What do different air pollution alerts mean? Sadiq Khan issues London weather warning

London’s air quality has rapidly deteriorated in recent days amid freezing temperatures  (PA Archive)
London’s air quality has rapidly deteriorated in recent days amid freezing temperatures (PA Archive)

Following cold and wintry weather since Saturday, including freezing fog, London’s air quality has rapidly deteriorated.

This has led to the Met Office issuing a yellow warning for the capital. On Tuesday, Mayor of London Sadiq Khan issued a high air pollution alert for the city and urged Londoners to avoid unnecessary car journeys. Schools and boroughs will be notified of the alert and messages will be displayed across the Transport for London (TfL) network.

Mayor Khan said: “We know how dangerous toxic air is for Londoners — that’s why I’m doing everything in my power to tackle it. Following the latest forecast from Imperial College London, I am issuing a ‘high’ air pollution alert. We all need to be careful over the next few days.

“I’m urging Londoners to look after each other by choosing to walk, cycle or take public transport where possible, avoiding unnecessary car journeys, stopping engine idling and not burning garden waste, all of which contribute to high levels of pollution.

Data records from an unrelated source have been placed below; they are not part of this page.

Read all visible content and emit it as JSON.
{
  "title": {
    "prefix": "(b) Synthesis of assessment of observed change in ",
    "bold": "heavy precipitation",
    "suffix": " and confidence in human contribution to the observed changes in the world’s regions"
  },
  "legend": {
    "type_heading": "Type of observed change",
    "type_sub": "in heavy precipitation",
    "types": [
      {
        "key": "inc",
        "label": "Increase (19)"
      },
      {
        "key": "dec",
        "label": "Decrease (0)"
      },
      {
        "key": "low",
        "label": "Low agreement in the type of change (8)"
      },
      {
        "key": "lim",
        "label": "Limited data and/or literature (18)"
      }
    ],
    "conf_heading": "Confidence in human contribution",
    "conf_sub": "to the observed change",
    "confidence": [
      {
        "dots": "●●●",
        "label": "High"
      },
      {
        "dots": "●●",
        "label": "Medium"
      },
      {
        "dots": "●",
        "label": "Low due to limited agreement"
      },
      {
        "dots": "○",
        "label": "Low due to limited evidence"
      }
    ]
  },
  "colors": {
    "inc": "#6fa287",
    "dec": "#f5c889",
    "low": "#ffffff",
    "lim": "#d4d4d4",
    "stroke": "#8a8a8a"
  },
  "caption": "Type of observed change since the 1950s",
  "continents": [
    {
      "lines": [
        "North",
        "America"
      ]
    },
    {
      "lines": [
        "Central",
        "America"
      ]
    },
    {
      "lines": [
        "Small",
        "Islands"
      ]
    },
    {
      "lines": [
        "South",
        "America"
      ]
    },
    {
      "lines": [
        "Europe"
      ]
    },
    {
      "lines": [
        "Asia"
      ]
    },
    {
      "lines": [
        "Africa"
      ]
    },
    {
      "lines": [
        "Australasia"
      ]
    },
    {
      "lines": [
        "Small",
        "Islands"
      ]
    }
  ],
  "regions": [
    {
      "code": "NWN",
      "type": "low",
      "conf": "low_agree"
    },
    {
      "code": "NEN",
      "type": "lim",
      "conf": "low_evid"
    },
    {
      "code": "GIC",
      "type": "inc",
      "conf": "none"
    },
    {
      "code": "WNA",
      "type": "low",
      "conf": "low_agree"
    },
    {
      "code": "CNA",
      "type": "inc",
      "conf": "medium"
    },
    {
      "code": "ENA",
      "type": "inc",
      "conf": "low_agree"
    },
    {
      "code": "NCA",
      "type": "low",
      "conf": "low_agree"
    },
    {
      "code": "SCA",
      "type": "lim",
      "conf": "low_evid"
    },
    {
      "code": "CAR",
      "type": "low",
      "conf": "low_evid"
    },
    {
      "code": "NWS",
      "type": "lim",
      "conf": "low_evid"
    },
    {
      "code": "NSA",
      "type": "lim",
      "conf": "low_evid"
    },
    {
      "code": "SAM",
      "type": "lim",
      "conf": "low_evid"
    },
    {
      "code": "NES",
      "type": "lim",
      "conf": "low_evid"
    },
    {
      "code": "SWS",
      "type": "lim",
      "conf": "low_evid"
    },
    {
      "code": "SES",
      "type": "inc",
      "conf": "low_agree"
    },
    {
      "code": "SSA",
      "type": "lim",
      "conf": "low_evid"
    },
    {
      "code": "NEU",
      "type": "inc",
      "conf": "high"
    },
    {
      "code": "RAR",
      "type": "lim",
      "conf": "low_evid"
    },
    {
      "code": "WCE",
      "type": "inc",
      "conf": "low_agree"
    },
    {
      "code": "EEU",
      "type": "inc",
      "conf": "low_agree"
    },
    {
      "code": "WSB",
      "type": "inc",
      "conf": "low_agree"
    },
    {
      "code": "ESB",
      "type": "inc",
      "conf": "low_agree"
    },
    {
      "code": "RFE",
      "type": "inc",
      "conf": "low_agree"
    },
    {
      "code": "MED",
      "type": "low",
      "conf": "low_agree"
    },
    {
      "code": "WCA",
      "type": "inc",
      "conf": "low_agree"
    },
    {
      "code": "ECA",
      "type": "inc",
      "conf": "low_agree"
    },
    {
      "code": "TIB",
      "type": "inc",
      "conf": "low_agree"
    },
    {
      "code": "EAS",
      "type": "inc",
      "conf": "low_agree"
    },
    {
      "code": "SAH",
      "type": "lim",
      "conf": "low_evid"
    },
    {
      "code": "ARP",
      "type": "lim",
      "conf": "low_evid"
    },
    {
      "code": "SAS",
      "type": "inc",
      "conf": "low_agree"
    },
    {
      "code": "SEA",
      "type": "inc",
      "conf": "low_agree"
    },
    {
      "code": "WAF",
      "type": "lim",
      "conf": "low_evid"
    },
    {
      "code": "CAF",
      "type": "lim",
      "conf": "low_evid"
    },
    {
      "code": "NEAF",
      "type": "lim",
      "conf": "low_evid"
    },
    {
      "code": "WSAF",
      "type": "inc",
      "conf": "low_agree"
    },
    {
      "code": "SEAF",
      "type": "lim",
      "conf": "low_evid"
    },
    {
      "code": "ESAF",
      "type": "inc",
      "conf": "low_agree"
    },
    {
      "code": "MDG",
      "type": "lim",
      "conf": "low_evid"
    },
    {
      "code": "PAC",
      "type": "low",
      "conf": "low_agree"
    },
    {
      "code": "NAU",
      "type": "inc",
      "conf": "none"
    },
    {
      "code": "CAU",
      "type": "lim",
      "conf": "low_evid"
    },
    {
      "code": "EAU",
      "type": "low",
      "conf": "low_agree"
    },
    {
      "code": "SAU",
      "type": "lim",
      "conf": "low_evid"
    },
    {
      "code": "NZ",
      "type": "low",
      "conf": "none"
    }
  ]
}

“This is particularly important in order to protect those who are more vulnerable to high pollution.”

So what do the different air pollution alerts mean? Here’s everything we know.

What do different air pollution alerts mean?

The Met Office divides ranks air pollution levels through four bands: low, moderate, high and very high.

The rankings depend on the ozone, nitrogen dioxide, sulphur dioxide and particulate matter levels.

When the air pollution levels are marked as “low”, life continues as normal.

To view this content, you'll need to update your privacy settings.
Please click here to do so.

When air quality is ranked as “moderate”, however, adults and children with lung problems, and adults with heart problems who experience symptoms are advised to decrease their strenuous physical activities.

When a “high” air pollution alert is issued, anyone who experiences discomfort is encouraged to reduce their activity, especially outdoors. The symptoms could be dry eyes, sore throat or coughs.

Those who have lung and/or heart problems and older individuals are advised to reduce physically taxing activities.

Meanwhile, asthma sufferers are encouraged to keep their reliever inhaler nearby, as they might need it more often than usual.

The most extreme air pollution warning is “very high”. It requires people to decrease their physically tiring activities and consider any symptoms the air pollution might be causing before spending time outdoors.

Older people and those with lung and heart issues are advised to avoid exhausting physical activities altogether.

Children may need to be kept away from school and discouraged from playing outside.

Foggy conditions make it harder for toxic fumes to dissipate (Pexels)
Foggy conditions make it harder for toxic fumes to dissipate (Pexels)

Why did the freezing fog cause high air pollution in London?

Freezing fog forms through exactly the same process that creates a normal fog. This involves land becoming colder overnight, radiating heat back into the atmosphere if there are clear skies.

This causes the air’s ability to hold moisture to plummet, allowing water vapour to become tiny droplets that eventually lead to fog.

However, when fog forms in temperatures that are below freezing level, water droplets stay liquid and become immensely cooled.

Foggy conditions such as these make it harder for toxic fumes to dissipate, causing high levels of air pollution, which are dangerous for our health.